I really think Eathan did. I think in all those life and death moments we touched on so, so often in his medical journey, Jesus was so close to him, he SAW Him. I do. And I think that explains so much as to why that little guy lived his life like he did with such pain and suffering to his little body. I think God knew Eathan needed Jesus in a very tangible way and because Jesus was so very near to our little guy, His presence touched any and all of us that loved him in a way that I crave every day.
I would never EVER want to relive the pain. It still hurts so bad now I can taste it like it was yesterday. But I have to say, I sometimes grieve how absolutely tangible Jesus was to me too... though I never SAW him. I felt Him so close to me as I watched my son slip away over the course of those eighteen months, that I tasted of Him and KNEW that He was GOOD!
Days like today, when all this "stuff" takes place and I sit at the end of the day saying, "WOW God! What ARE you up to?" and I feel the deep anticipation of how near He is... I quiver inside... because I remember when EVERY day was like that... in Eathan's journey.
Tonight, as I head to bed, I am writing because I needed to cherish His movement today and thank Him aloud in my writing and in my heart for the evidence He has given over and over in my life, that gives me the courage to speak boldly to a hurting friend that I really can claim things WITHOUT sight because I never saw Him back then, but he was THERE so clear I feel my son did!

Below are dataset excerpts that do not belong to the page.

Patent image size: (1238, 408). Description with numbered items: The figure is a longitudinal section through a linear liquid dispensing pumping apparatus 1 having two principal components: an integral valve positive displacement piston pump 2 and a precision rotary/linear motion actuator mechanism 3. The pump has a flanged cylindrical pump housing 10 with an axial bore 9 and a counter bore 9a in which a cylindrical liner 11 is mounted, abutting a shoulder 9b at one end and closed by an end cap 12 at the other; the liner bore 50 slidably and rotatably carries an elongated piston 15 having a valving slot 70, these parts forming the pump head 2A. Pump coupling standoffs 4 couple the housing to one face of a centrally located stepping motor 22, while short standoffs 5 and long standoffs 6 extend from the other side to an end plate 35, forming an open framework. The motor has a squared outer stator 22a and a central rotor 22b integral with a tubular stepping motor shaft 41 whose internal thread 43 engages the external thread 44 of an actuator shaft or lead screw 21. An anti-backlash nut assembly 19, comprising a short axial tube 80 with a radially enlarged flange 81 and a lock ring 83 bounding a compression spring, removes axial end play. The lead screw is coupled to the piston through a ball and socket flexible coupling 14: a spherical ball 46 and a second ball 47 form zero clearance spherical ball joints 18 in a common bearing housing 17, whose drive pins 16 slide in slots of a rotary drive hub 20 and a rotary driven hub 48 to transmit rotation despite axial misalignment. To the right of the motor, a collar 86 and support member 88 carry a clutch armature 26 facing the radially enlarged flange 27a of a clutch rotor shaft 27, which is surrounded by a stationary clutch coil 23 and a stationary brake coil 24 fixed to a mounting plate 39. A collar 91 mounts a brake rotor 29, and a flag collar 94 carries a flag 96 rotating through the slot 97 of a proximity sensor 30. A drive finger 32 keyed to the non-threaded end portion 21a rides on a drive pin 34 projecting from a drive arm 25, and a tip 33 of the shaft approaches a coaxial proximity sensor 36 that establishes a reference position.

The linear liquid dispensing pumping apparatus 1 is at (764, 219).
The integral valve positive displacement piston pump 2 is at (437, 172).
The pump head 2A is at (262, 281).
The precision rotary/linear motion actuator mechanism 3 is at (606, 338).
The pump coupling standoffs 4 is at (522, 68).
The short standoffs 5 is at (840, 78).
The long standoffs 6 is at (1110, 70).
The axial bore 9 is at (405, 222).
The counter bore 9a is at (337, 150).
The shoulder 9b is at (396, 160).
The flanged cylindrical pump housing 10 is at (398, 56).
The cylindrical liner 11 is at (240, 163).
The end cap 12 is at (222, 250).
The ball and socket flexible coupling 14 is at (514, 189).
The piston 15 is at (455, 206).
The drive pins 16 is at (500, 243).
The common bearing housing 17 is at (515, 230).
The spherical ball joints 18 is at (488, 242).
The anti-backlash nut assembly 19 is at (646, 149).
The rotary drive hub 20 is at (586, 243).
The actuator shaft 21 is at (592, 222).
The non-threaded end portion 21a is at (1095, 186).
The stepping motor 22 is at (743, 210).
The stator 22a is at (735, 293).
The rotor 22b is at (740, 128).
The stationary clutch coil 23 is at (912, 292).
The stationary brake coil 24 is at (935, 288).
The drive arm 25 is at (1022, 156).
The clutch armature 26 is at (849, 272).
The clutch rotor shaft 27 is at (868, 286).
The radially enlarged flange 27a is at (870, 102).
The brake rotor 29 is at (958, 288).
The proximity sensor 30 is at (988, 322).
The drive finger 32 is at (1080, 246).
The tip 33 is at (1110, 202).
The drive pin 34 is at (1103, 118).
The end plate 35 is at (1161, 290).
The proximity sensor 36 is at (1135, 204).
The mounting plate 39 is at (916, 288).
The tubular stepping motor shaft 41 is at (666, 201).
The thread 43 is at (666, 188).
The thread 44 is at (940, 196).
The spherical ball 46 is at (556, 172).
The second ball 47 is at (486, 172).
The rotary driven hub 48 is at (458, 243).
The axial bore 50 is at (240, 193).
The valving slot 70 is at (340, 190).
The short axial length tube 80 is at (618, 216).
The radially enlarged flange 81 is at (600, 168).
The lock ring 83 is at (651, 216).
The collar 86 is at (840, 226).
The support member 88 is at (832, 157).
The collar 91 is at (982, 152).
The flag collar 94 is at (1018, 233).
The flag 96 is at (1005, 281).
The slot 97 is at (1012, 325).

I don't know if this makes sense to anyone else that might take the time to read this rambling of my heart tonight... but let me sum it up by saying this...He walked the earth. He died on a cross. He defeated that grave. He is coming again.... and until then He is HERE in whatever form He knows we need Him to be until He comes for to carry us HOME!
He has shown up in a unsuspecting man's choice of words over a decision we were making as a family. He showed up in a prayer request for a teen in trouble, that allowed words to flow out to my own adopted daughter in rebellion. He showed up in a text conversation that allowed me to revisit for them so very precious foundations I live by. He gave me self control when I needed it. He showed up at VBS with joyful kids. He showed up in smiles, in green lights that are usually red, in a nice cookout patio time with the family... impromptu... He showed up in my dogs tails wagging. He showed up in new friends. He showed up in sweet blessings that made little girls smile... and "match". He showed up in my little daughter "writing" another "God-song" and singing in the most beautiful off-key, sweet, little voice I have ever heard. He showed up in my parents making it safely home from a trip. He showed up......
Thank you God. I shall sleep tonight asking You, please, if you can, show up even in my dreams and I will awake tomorrow knowing again... you WILL show up!
Watch with me, no matter what you are going through... just watch with me! He WILL show up!